Es kann deshalb nicht oft genug betont werden: Flügel und Strömungen sind kein Selbstzweck, sondern sie erfüllen für Parteien eine wesentliche Funktion. Sie agieren faktisch als die direkteren Repräsentant/-innen "der feiner fraktionierten gesellschaftlichen Interessen und Strömungen, die sich im korporativen Politikfeld, d.h. auf der intermediären Ebene politischer Macht in Bewegungen, Institutionen, Verbänden und Teilöffentlichkeiten organisieren. Sie sind dem Druck und der Erfahrung sozialer Strukturveränderungen stärker ausgesetzt und reagieren auf diese zwar auch meist verspätet, aber doch reger als die zentrale Politik." (Vester/Geiling 2009: 46)

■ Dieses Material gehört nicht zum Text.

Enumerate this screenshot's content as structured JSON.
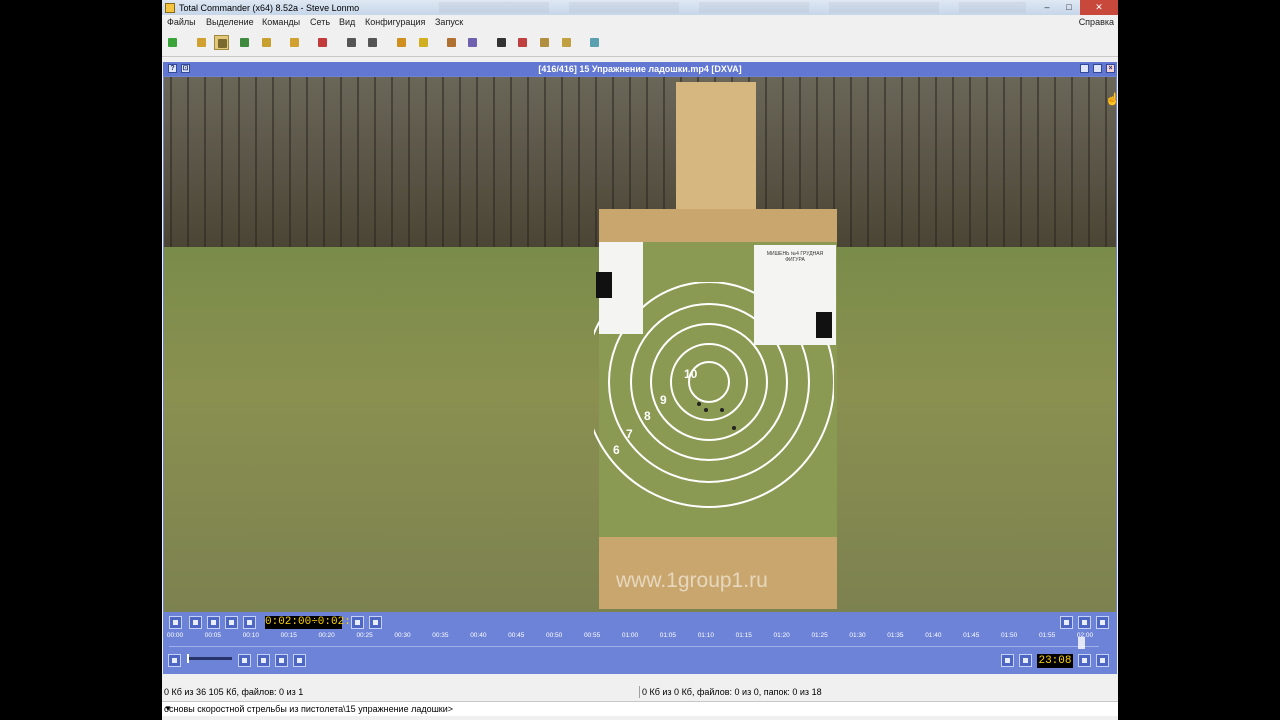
{
  "window": {
    "title": "Total Commander (x64) 8.52a - Steve Lonmo",
    "minimize": "–",
    "maximize": "□",
    "close": "✕"
  },
  "menu": {
    "items": [
      "Файлы",
      "Выделение",
      "Команды",
      "Сеть",
      "Вид",
      "Конфигурация",
      "Запуск"
    ],
    "help": "Справка"
  },
  "toolbar": {
    "icons": [
      "refresh-icon",
      "brief-view-icon",
      "thumbnails-view-icon",
      "image-view-icon",
      "tree-view-icon",
      "sync-icon",
      "unpack-icon",
      "back-icon",
      "forward-icon",
      "pack-icon",
      "archive-icon",
      "multi-rename-icon",
      "compare-icon",
      "find-files-icon",
      "cleanup-icon",
      "split-icon",
      "notepad-icon",
      "help-icon"
    ]
  },
  "viewer": {
    "title": "[416/416] 15 Упражнение ладошки.mp4 [DXVA]",
    "left_btn1": "?",
    "left_btn2": "⊡"
  },
  "video": {
    "watermark": "www.1group1.ru",
    "target_numbers": [
      "10",
      "9",
      "8",
      "7",
      "6"
    ],
    "paper_label": "МИШЕНЬ №4 ГРУДНАЯ ФИГУРА"
  },
  "player": {
    "time": "0:02:00÷0:02:02",
    "timeline_ticks": [
      "00:00",
      "00:05",
      "00:10",
      "00:15",
      "00:20",
      "00:25",
      "00:30",
      "00:35",
      "00:40",
      "00:45",
      "00:50",
      "00:55",
      "01:00",
      "01:05",
      "01:10",
      "01:15",
      "01:20",
      "01:25",
      "01:30",
      "01:35",
      "01:40",
      "01:45",
      "01:50",
      "01:55",
      "02:00"
    ],
    "progress": 0.984,
    "volume": 0.0,
    "clock": "23:08"
  },
  "status": {
    "left": "0 Кб из 36 105 Кб, файлов: 0 из 1",
    "right": "0 Кб из 0 Кб, файлов: 0 из 0, папок: 0 из 18"
  },
  "command_line": {
    "text": "основы скоростной стрельбы из пистолета\\15 упражнение ладошки>",
    "dropdown": "▼"
  }
}
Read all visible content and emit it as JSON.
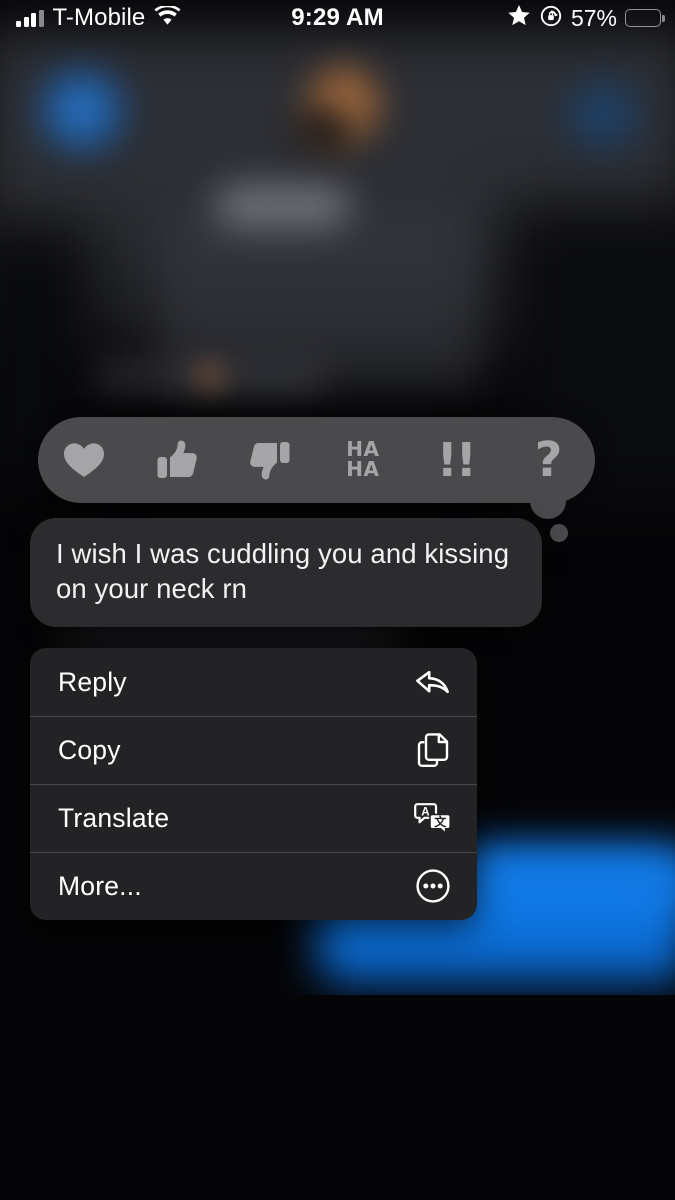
{
  "status_bar": {
    "carrier": "T-Mobile",
    "signal_icon": "cellular-bars-icon",
    "wifi_icon": "wifi-icon",
    "time": "9:29 AM",
    "star_icon": "star-icon",
    "rotation_lock_icon": "rotation-lock-icon",
    "battery_percent": "57%",
    "battery_icon": "battery-icon",
    "battery_fill_color": "#fcd11a"
  },
  "tapback_bar": {
    "reactions": [
      {
        "name": "heart-reaction",
        "glyph": "heart"
      },
      {
        "name": "thumbs-up-reaction",
        "glyph": "thumbsup"
      },
      {
        "name": "thumbs-down-reaction",
        "glyph": "thumbsdown"
      },
      {
        "name": "haha-reaction",
        "line1": "HA",
        "line2": "HA"
      },
      {
        "name": "exclamation-reaction",
        "glyph": "!!"
      },
      {
        "name": "question-reaction",
        "glyph": "?"
      }
    ],
    "background_color": "#4a4a4c",
    "icon_color": "#a5a5a7"
  },
  "message": {
    "text": "I wish I was cuddling you and kissing on your neck rn",
    "bubble_color": "#2c2c2e",
    "text_color": "#f2f2f4",
    "side": "received"
  },
  "context_menu": {
    "items": [
      {
        "label": "Reply",
        "icon": "reply-arrow-icon"
      },
      {
        "label": "Copy",
        "icon": "copy-documents-icon"
      },
      {
        "label": "Translate",
        "icon": "translate-bubbles-icon"
      },
      {
        "label": "More...",
        "icon": "ellipsis-circle-icon"
      }
    ],
    "background_color": "#232326",
    "separator_color": "#49494c"
  },
  "background": {
    "description_blurred": true,
    "sent_bubble_color": "#0d73e0",
    "header_color": "#2e3036",
    "page_color": "#050507"
  }
}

In der FAZ wies der politische Geschäftsführer der Grünen, Michael Kellner auf diesen Aspekt jüngst wie folgt hin: "Wir Grüne werden von außen gern mal als zwei Parteien in einer beschrieben. Geteilt in eine bürgerliche, wirtschaftsnahe Partei mit ökologischem Anstrich und in eine linke, ökologische urbane Partei. Aber nur ein Teil unserer Partei wird nicht das gesamte Wählerreservoir ansprechen. Die verschiedenen grünen Milieus müssen unterschiedlich umworben werden. Außerdem zeigt der europäische Vergleich, dass unsere Pluralität bei aller Anstrengung eines unserer Erfolgsgeheimnisse ist. [...] Es bleibt dabei, würde meine Partei sich entscheiden zwischen einem bürgerlichen oder linken Kurs, würde sie sich spalten und die Wählerschaft mit. Daher haben die Flügel eine wichtige Aufgabe und der beginnende Grundsatzprogrammprozess kann deutlich zeigen, für was sie benötigt werden: Zur Synthese unterschiedlicher Positionen."

In Österreich, Frankreich aber auch in Italien und Polen sind freilich zunehmend Parteien erkennbar, die ihren pluralen Charakter gegen ein autoritäres Konzept eintauschen: die charismatische Führung. Dass dieses Modell nicht allein auf der rechten Seite des Politikbetriebs angesiedelt ist, also bei Berlusconis Forza Italia, der polnischen PiS (Kaczynski) oder der österreichischen "Liste Kurz", zeigen die sozial-liberale französische "La République en Marche" des Staatspräsidenten Macron, die österreichische "Liste Pilz" des Ex-Grünen Peter Pilz oder "La France insoumise" des früheren Parti de Gauche-Vorsitzenden Jean-Luc Mélenchon. Auch die FDP tendiert zu diesem Modell, seitdem Christian Lindner die Partei aus der Krise wieder in den Deutschen Bundestag führte und sie fast vollständig auf seine Person zugeschnitten hat.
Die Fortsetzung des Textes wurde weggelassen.